Certes, ce marché est encore à l’état embryonnaire. Mais, selon l’institut IDC, les consommateurs posséderont en moyenne 3,5 terminaux connectés de ce type d’ici à 2020.
D’ailleurs, selon une étude menée par Sarah Rotman Epps, du cabinet Forrester, 6% des adultes américains possèdent déjà un objet de ce type et 17% souhaitent en acheter un dans le futur. Ce marché devrait donc, selon les analystes, représenter plusieurs milliards de dollars.
Le potentiel est énorme
«Les technologies «wearable» sont sur le point de devenir la prochaine grande révolution, estime Crawford Del Prete, du cabinet IDC. Certes, elles existaient plus ou moins déjà, mais aujourd’hui, nous assistons au passage d’un marché très spécialisé à quelque chose de plus global, qui pourrait toucher tout le monde», précise-t-il.
«Beaucoup de consommateurs sont en quête d’un accessoire qui puisse prolonger l’expérience du smartphone. Par ailleurs, on commence à s’habituer à ce que les objets qui nous entourent soient intelligents», ajoute Crawford Del Prete. «Le potentiel est énorme, surtout si les grands noms des technologies s’y mettent», confirme pour sa part Sarah Rotman Epps, de Forrester.
Parmi les géants qui ont pressenti l’arrivée de cette tendance: Google. Le moteur de recherche a étonné tout le monde en lançant en mai 2012 ses Google Glass.
Ces lunettes connectées se commandent à la voix et sont capables d’enregistrer des vidéos ou même de diffuser des informations directement dans notre champ de vision. Le réseau social Facebook, la plateforme de blogs Tumblr, mais aussi des sociétés stars de l’information, comme CNN ou le «New York Times», ont déjà réalisé des applications spécifiques pour ces lunettes du futur.

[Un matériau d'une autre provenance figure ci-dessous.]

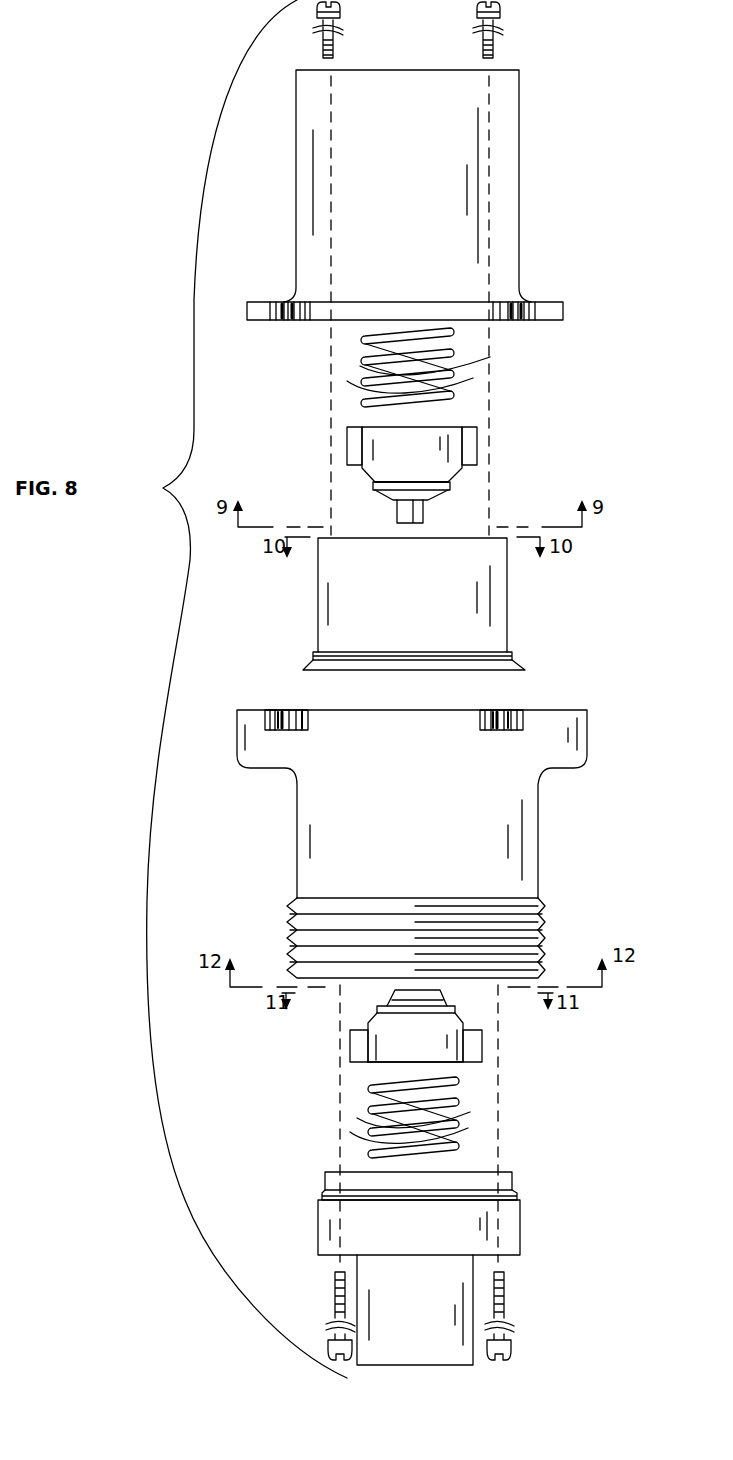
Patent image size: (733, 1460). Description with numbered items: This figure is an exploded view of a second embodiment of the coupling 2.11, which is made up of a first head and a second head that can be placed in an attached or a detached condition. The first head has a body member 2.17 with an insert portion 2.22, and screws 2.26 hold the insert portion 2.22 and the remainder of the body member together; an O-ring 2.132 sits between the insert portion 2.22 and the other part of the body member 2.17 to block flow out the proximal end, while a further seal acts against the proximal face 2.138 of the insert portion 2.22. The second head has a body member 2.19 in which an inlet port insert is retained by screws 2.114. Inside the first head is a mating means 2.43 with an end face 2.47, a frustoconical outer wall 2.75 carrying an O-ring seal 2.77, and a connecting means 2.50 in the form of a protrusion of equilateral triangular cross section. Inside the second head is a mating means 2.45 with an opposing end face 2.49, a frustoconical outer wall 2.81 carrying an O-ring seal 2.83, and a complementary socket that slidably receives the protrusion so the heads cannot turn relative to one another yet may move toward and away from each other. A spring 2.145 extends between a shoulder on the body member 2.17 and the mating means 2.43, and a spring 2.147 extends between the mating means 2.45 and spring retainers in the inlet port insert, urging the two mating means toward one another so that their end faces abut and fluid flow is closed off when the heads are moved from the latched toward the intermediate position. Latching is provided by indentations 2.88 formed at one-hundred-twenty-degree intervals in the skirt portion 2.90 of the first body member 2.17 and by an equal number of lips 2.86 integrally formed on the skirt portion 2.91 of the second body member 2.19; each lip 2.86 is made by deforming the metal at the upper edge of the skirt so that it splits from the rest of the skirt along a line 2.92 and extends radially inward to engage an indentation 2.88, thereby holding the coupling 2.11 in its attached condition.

The coupling 2.11 is at (612, 262).
The screws 2.26 is at (335, 42).
The body member 2.17 is at (504, 198).
The indentations 2.88 is at (302, 300).
The skirt portion 2.90 is at (562, 311).
The spring 2.145 is at (490, 357).
The mating means 2.43 is at (436, 436).
The O-ring seal 2.77 is at (422, 482).
The outer wall 2.75 is at (442, 492).
The end face 2.47 is at (397, 498).
The connecting means 2.50 is at (435, 511).
The insert portion 2.22 is at (492, 638).
The O-ring 2.132 is at (510, 653).
The proximal face 2.138 is at (497, 673).
The skirt portion 2.91 is at (580, 713).
The line 2.92 is at (282, 713).
The lips 2.86 is at (277, 712).
The body member 2.19 is at (528, 840).
The end face 2.49 is at (428, 988).
The outer wall 2.81 is at (372, 1003).
The O-ring seal 2.83 is at (393, 1013).
The mating means 2.45 is at (383, 1055).
The spring 2.147 is at (456, 1108).
The screws 2.114 is at (504, 1300).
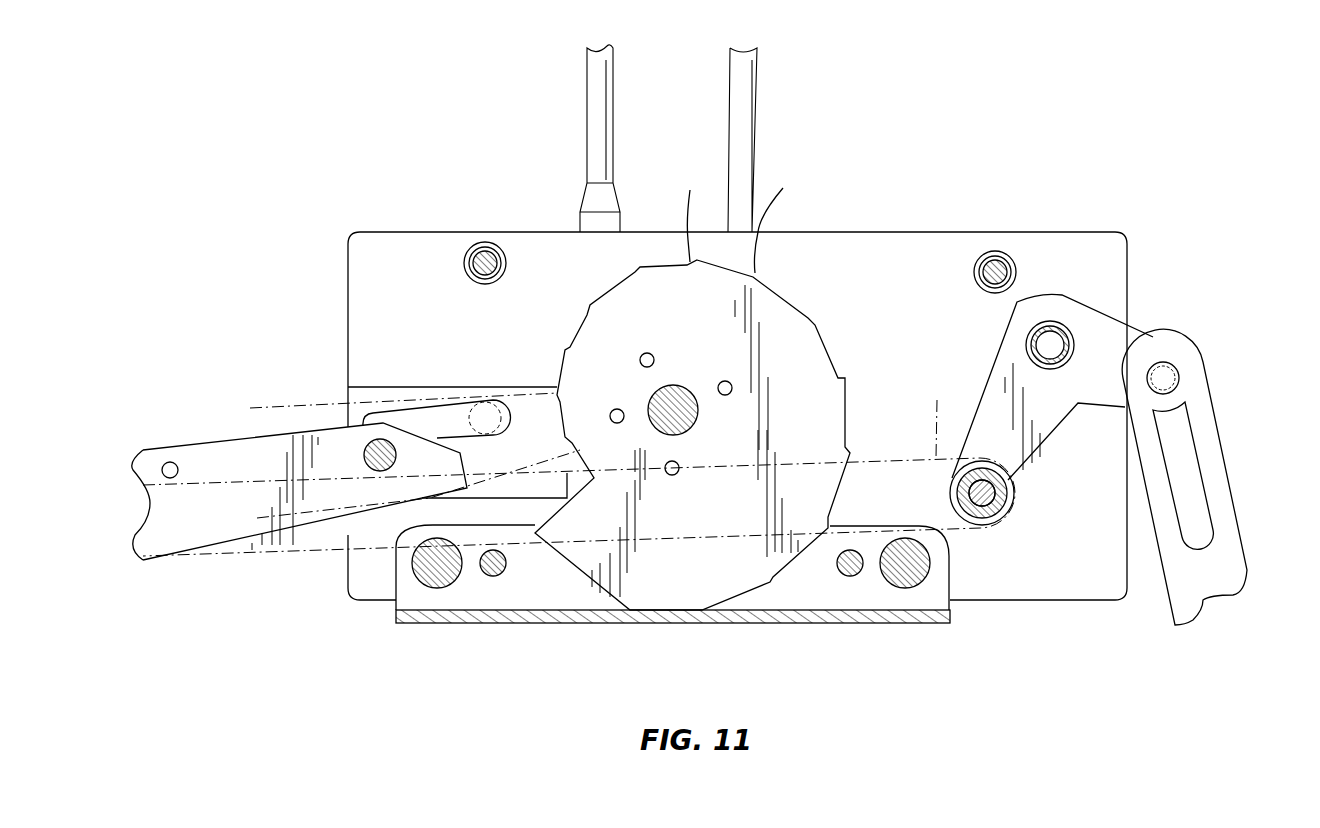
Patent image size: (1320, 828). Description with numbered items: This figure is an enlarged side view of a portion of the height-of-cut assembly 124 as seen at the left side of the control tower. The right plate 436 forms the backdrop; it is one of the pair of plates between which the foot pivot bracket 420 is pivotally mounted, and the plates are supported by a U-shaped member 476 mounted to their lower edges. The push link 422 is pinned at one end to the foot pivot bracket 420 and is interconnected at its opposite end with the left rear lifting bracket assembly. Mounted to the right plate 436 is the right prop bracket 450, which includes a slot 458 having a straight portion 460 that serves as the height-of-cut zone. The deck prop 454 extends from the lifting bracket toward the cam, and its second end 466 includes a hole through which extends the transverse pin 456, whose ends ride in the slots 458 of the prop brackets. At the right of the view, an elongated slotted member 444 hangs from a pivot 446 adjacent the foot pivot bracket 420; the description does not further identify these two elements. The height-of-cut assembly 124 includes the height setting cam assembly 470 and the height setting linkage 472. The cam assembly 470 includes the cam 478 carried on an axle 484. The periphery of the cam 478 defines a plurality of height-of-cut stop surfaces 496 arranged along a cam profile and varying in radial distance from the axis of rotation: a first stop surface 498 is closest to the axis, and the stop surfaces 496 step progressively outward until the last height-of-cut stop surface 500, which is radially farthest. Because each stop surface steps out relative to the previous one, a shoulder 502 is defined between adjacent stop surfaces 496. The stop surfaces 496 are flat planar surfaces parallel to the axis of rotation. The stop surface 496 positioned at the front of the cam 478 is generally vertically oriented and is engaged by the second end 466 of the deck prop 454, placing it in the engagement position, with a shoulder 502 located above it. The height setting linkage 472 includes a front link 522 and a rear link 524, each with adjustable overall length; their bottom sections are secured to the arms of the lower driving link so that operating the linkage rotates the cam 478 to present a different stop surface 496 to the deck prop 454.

The height-of-cut assembly 124 is at (450, 163).
The foot pivot bracket 420 is at (1050, 307).
The push link 422 is at (943, 414).
The right plate 436 is at (1098, 573).
The handle lever 444 is at (1185, 475).
The lever pivot pin 446 is at (1170, 382).
The right prop bracket 450 is at (542, 387).
The deck prop 454 is at (157, 455).
The transverse pin 456 is at (365, 450).
The slot 458 is at (432, 423).
The straight portion 460 is at (453, 420).
The second end 466 is at (388, 492).
The height setting cam assembly 470 is at (880, 662).
The height setting linkage 472 is at (540, 157).
The U-shaped member 476 is at (946, 625).
The cam 478 is at (665, 568).
The axle 484 is at (677, 398).
The height-of-cut stop surfaces 496 is at (848, 422).
The first stop surface 498 is at (552, 520).
The last height-of-cut stop surface 500 is at (793, 558).
The shoulder 502 is at (741, 218).
The front link 522 is at (590, 88).
The rear link 524 is at (747, 90).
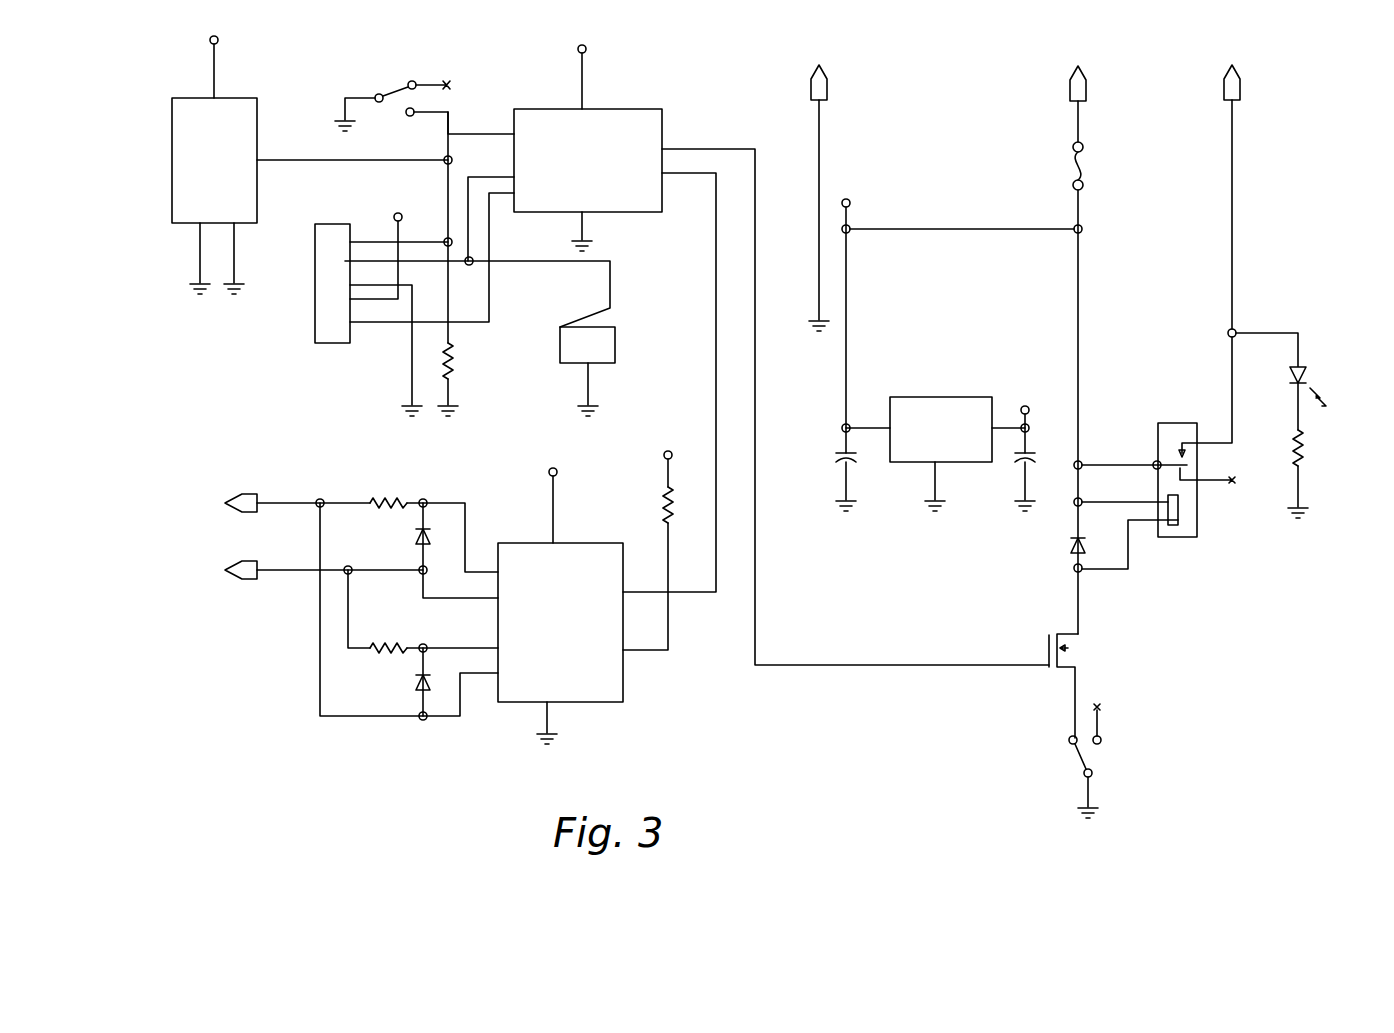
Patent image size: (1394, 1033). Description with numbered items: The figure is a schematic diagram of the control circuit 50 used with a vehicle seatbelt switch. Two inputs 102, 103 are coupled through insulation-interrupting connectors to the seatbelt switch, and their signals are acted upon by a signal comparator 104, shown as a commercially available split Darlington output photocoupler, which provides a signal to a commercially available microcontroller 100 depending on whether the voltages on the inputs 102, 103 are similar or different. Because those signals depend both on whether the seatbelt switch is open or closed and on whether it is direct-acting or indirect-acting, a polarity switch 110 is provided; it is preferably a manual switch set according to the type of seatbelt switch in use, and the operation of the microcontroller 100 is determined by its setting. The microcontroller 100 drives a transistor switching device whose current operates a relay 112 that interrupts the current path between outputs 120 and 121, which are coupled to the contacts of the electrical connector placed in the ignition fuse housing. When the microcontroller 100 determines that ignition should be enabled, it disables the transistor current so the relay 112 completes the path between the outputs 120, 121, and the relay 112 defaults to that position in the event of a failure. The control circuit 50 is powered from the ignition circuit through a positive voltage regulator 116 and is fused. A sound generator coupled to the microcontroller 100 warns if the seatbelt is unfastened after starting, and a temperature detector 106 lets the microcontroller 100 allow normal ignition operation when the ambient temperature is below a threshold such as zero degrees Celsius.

The control circuit 50 is at (632, 75).
The microcontroller 100 is at (640, 108).
The input 102 is at (237, 493).
The input 103 is at (237, 580).
The signal comparator 104 is at (522, 703).
The temperature detector 106 is at (241, 103).
The polarity switch 110 is at (420, 73).
The relay 112 is at (1158, 432).
The positive voltage regulator 116 is at (953, 397).
The output 120 is at (1072, 72).
The output 121 is at (1240, 77).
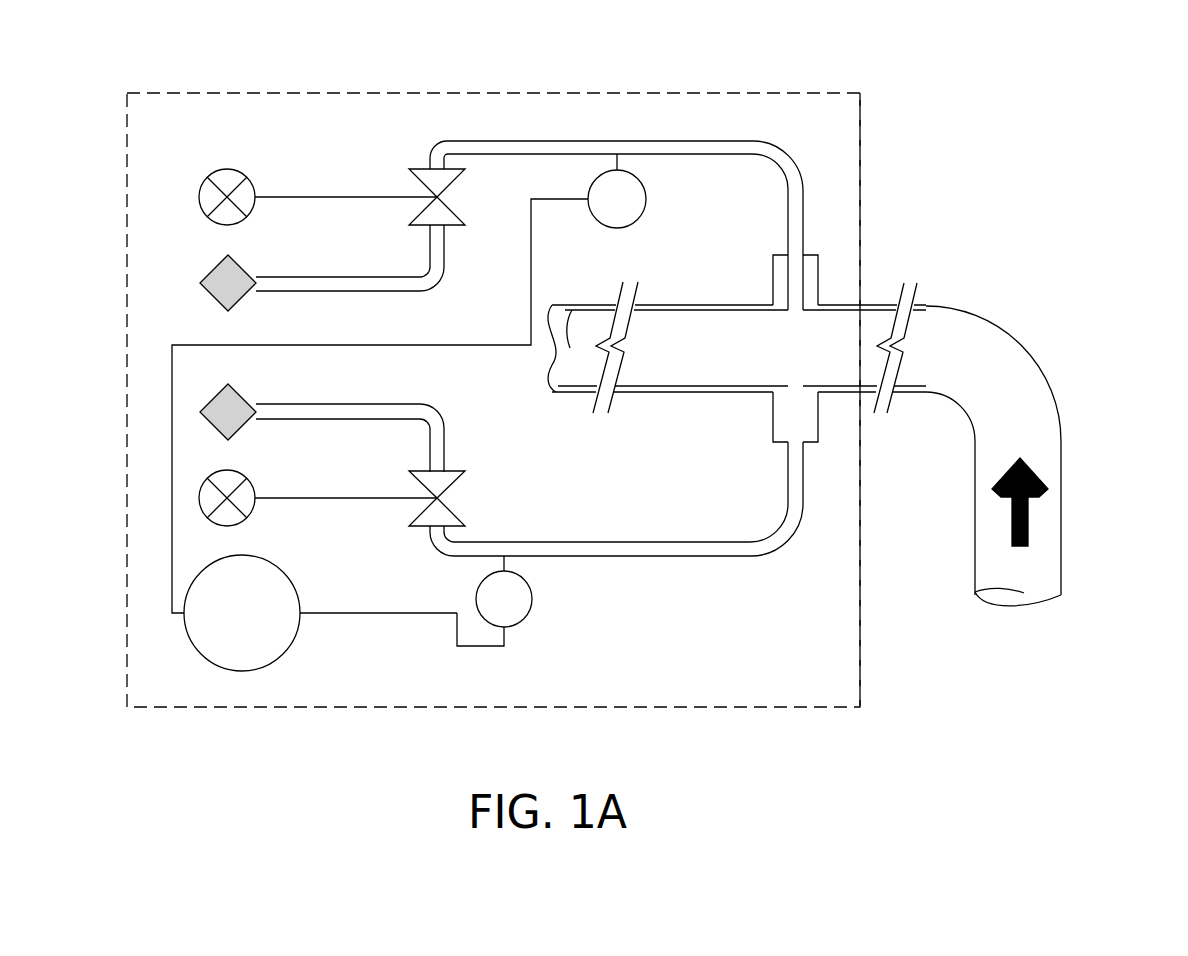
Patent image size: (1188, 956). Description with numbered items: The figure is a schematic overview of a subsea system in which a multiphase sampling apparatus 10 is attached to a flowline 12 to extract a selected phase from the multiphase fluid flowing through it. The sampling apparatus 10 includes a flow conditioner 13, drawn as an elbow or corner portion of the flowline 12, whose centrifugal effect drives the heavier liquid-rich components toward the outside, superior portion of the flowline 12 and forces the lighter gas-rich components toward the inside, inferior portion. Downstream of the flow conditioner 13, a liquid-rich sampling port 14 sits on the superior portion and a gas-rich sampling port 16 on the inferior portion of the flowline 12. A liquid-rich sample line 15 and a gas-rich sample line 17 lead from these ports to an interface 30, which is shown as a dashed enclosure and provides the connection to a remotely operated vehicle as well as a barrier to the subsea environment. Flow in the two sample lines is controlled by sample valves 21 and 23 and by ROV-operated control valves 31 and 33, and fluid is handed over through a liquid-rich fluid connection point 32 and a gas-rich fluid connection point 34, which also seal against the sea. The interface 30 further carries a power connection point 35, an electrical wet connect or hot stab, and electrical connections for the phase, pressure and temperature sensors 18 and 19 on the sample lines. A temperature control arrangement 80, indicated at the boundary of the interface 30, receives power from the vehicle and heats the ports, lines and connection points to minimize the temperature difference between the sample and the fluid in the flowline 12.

The multiphase sampling apparatus 10 is at (853, 315).
The flowline 12 is at (872, 305).
The flow conditioner 13 is at (1056, 394).
The liquid-rich sampling port 14 is at (818, 268).
The liquid-rich sample line 15 is at (710, 141).
The gas-rich sampling port 16 is at (818, 430).
The gas-rich sample line 17 is at (660, 542).
The phase, pressure and temperature sensor 18 is at (647, 200).
The phase, pressure and temperature sensor 19 is at (532, 603).
The sample valve 21 is at (416, 183).
The sample valve 23 is at (456, 510).
The interface 30 is at (213, 128).
The ROV-operated control valve 31 is at (245, 178).
The liquid-rich fluid connection point 32 is at (246, 266).
The ROV-operated control valve 33 is at (245, 478).
The gas-rich fluid connection point 34 is at (246, 395).
The power connection point 35 is at (229, 624).
The temperature control arrangement 80 is at (866, 669).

Une opération chirurgicale avec des «Goggle Glass» sur le nez
L’étonnement a d’ailleurs très vite laissé place à l’enthousiasme, quand le public a découvert ce que ces lunettes pouvaient faire: en juin, un chirurgien espagnol a par exemple pratiqué une opération avec ses Google Glass sur le nez, celle-ci a pu être diffusée en direct sur le Web, ce qui a permis à des médecins situés à Stanford, en Californie, de superviser les gestes de leur confrère. Ceux-ci voyaient tout ce que le praticien avait sous les yeux!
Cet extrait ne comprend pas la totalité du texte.